Boost local capacity to manage recovery programs.
State and local governments face severe constraints when it comes to staff expertise and turnover, case management systems, and internal political transitions, all of which can weigh down federal recovery efforts. Integrating emergency management planning into communities’ long-term housing and growth plans and then making sure those plans lead to honest resident conversations during calm times will help determine appropriate housing priorities after a disaster.
Expand federal funding to help more communities.
Government-wide investments in disaster mitigation and preparedness are severely underresourced and underplanned for the frequency, severity, and variability of disasters that the country will face because of climate change and increased urbanization. HUD is increasingly supporting disaster mitigation infrastructure as part of its CDBG-DR funding.
But without permanent statutory authority, only places that experienced a severe disaster in the recent past can get the resources to prepare for future disasters. That requirement could leave many communities without the resources they need to prepare for the future.

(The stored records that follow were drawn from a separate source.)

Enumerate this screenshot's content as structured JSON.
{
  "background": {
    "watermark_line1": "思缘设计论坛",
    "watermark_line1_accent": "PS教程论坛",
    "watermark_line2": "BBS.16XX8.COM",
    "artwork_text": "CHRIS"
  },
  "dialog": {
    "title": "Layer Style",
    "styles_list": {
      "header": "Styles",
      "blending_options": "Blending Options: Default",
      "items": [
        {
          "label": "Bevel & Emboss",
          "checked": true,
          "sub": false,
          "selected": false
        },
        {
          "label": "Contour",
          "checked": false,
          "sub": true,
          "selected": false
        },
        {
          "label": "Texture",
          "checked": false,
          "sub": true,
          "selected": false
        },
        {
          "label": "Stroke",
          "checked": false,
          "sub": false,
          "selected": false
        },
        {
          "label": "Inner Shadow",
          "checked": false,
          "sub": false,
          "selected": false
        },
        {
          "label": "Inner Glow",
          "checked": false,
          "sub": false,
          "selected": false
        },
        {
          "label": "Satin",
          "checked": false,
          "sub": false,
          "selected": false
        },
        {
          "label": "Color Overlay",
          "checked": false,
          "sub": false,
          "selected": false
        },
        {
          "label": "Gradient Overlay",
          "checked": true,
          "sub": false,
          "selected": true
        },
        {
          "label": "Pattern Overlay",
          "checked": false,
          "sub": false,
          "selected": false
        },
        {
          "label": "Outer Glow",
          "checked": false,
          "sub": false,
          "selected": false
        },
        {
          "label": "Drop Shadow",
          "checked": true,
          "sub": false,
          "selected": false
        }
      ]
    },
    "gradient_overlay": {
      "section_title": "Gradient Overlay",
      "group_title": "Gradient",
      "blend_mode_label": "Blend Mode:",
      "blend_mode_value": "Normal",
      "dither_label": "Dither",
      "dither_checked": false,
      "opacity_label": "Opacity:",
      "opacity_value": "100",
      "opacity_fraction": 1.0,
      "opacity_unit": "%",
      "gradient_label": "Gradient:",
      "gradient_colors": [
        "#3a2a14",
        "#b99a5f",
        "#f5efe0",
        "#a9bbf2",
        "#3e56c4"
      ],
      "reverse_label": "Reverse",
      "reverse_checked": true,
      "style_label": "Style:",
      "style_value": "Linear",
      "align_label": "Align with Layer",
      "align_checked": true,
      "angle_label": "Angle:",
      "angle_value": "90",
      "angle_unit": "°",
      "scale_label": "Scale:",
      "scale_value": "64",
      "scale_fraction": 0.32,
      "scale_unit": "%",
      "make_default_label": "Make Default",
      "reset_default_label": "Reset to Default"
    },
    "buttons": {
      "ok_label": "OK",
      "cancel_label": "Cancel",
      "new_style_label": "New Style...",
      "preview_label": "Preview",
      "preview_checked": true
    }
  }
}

Streamline the federal disaster management process.
Collaboration across the federal agencies charged with any stage of the disaster management portfolio must become more seamless for the localities and individual households that are in harm’s way. Our study found that CDBG-DR has many redundant or overly restrictive program rules for procurement, environmental impacts, and monitoring requirements.
And many of these rules vary widely between disasters because CDBG-DR is not a permanently authorized federal program. The addition of new rules, such as additional financial oversights for Puerto Rico since 2017, rather than capacity-building assistance is counterproductive to household recovery.
Center the affected households—especially low-income renters.
Reforming the national disaster management framework should always center the affected communities and prioritize providing the best security for as many families as possible. Concerns about who can access needed assistance, and how federal policy should ensure that the most vulnerable people receive resources have grown in recent years. Equitable disaster recovery includes having a better sense of who and where different populations reside before a disaster like Dorian hits and constantly assessing their needs after.
Gaps and inconsistencies in the national recovery framework become apparent after every disaster. The mix of private insurance, charitable donations, temporary and limited public assistance for shelter and food, and long-term publicly funded recovery of local housing, infrastructure, and economies is different each time. This is partially for good reason, as damages and local needs change with every disaster.
But a robust and principled recovery should comprehensively plan for any hazard–and no one should fall through the cracks.